In the universe of The Crazy Ones it totally could but alas we are stuck in the real world and it sadly no longer has time for this sitcom’s restrained insanity.
And last but alas very least by the end of its second season … REVOLUTION
Revolution was a show I kind of liked at first (more its premise than its execution to be honest).
Then after 3-4 episodes, didn’t like and decided to never watch again.
But following entreaties from my housemate that it had vastly improved from the rather empty first few episodes, I sampled it again, got hooked and watched right to the end of season 1, transfixed and utterly absorbed by its post-apocalyptic vision of world robbed of any and all forms of electrical energy.
And then came season 2, wildly uneven, in search of a reason to be season 2, 22 episodes that didn’t quite know what to do with themselves once the Big Mystery of season 1 had been explained.
Still, I hung in, convinced that any moment now all the disparate middling storylines would pay off, that the writers would realise that they should be focusing on the nanites and Zak Orth (Aaron Pittman) with its promise of a richly dramatic dark conspiracy rather than on the endless, and often pointless battles fought by Miles Matheson (Billy Burke), Rachel Matheson (Elizabeth Mitchell) and daughter Charlie (Tracy Spiridakos) and an ever changing cast of allies against the evil re-formed United States.

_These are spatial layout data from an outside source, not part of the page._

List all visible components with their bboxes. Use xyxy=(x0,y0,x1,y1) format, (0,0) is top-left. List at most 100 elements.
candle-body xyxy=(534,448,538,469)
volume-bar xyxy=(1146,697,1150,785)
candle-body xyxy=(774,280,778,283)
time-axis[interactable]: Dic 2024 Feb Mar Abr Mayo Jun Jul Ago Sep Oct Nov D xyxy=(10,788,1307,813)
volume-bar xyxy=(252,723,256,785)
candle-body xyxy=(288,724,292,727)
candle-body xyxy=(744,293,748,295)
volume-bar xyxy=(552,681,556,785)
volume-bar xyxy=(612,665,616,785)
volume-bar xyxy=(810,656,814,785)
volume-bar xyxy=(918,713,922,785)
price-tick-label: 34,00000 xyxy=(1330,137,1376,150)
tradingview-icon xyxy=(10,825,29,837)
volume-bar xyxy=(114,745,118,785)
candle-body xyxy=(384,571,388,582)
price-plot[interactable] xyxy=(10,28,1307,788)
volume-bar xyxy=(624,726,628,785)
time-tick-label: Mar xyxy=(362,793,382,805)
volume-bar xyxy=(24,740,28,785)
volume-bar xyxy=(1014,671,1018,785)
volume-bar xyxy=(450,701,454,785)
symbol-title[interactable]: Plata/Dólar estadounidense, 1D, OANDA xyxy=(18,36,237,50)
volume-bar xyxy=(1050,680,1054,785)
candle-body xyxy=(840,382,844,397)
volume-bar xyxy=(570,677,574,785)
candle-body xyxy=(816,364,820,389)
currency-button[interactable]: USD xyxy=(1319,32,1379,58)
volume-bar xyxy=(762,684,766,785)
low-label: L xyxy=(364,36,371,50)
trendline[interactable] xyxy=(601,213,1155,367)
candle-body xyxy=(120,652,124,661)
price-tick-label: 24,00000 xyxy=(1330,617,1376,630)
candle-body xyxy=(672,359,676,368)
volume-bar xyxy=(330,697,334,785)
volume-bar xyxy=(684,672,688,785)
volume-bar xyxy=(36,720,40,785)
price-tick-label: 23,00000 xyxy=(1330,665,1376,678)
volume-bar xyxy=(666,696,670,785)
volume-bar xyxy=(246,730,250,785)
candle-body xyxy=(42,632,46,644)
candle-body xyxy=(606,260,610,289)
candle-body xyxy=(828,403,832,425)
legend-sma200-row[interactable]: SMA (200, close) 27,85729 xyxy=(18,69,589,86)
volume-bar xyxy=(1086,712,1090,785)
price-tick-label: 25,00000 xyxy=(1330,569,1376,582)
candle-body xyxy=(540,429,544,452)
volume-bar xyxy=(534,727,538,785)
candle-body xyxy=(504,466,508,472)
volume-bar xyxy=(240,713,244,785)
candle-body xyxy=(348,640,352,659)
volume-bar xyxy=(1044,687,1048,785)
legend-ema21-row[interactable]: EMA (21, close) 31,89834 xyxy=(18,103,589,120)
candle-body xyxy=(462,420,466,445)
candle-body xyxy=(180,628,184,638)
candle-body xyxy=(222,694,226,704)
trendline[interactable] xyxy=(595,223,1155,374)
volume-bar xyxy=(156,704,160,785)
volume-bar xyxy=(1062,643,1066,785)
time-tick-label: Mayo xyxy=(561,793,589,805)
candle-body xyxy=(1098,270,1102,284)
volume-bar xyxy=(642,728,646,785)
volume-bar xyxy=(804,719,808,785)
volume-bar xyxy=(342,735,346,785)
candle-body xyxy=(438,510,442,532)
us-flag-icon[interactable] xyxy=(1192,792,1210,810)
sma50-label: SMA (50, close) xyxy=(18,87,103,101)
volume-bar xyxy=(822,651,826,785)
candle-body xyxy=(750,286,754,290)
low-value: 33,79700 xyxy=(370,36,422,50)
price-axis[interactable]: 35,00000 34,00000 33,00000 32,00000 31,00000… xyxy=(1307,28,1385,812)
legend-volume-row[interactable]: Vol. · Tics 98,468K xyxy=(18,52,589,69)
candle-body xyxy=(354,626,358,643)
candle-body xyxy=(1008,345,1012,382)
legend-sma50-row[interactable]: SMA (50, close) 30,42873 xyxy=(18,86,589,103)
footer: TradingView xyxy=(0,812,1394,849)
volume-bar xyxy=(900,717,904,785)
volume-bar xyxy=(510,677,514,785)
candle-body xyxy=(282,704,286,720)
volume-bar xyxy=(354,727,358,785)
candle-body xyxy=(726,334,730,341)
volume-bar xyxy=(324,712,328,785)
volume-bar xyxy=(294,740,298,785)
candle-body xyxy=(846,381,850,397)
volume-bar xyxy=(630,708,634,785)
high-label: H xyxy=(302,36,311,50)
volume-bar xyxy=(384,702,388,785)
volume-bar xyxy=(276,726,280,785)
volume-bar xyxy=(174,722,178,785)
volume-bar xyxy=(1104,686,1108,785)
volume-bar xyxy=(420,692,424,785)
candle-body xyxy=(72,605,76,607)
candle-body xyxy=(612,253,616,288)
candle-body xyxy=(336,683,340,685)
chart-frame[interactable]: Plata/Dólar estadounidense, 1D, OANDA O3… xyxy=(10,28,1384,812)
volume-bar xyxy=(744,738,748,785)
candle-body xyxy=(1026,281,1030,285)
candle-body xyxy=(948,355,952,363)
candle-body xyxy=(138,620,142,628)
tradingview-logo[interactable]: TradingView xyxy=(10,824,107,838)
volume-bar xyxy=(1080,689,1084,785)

And even when Major Tom Neville (Giancarlo Esposito) kept sneering and posturing with all the delicious flair of a Vaudevillian baddy, or “Bass” Monroe (David Lyons) couldn’t resist entertaining ever more out of reach of grandeur about regaining his lost republic, I hung in there convinced a compelling narrative would emerge.
That a functioning, well told vision of a broken future would come into being, sustaining a wealth of narratives about people doing their best to survive in a Darwinian environment.
Alas, Revolution, a show I so passionately came to embrace after a lacklustre first date or two, became a premise in search of a decent plot, its rambling inability to find itself reflected in declining viewer numbers such that NBC went ahead and recently cancelled it.
And you know what?
I am not that troubled at all, a sign that the show had really lost its way, lights or no lights, and had very little hope of finding its way back.
This is one show whose time had well and truly come.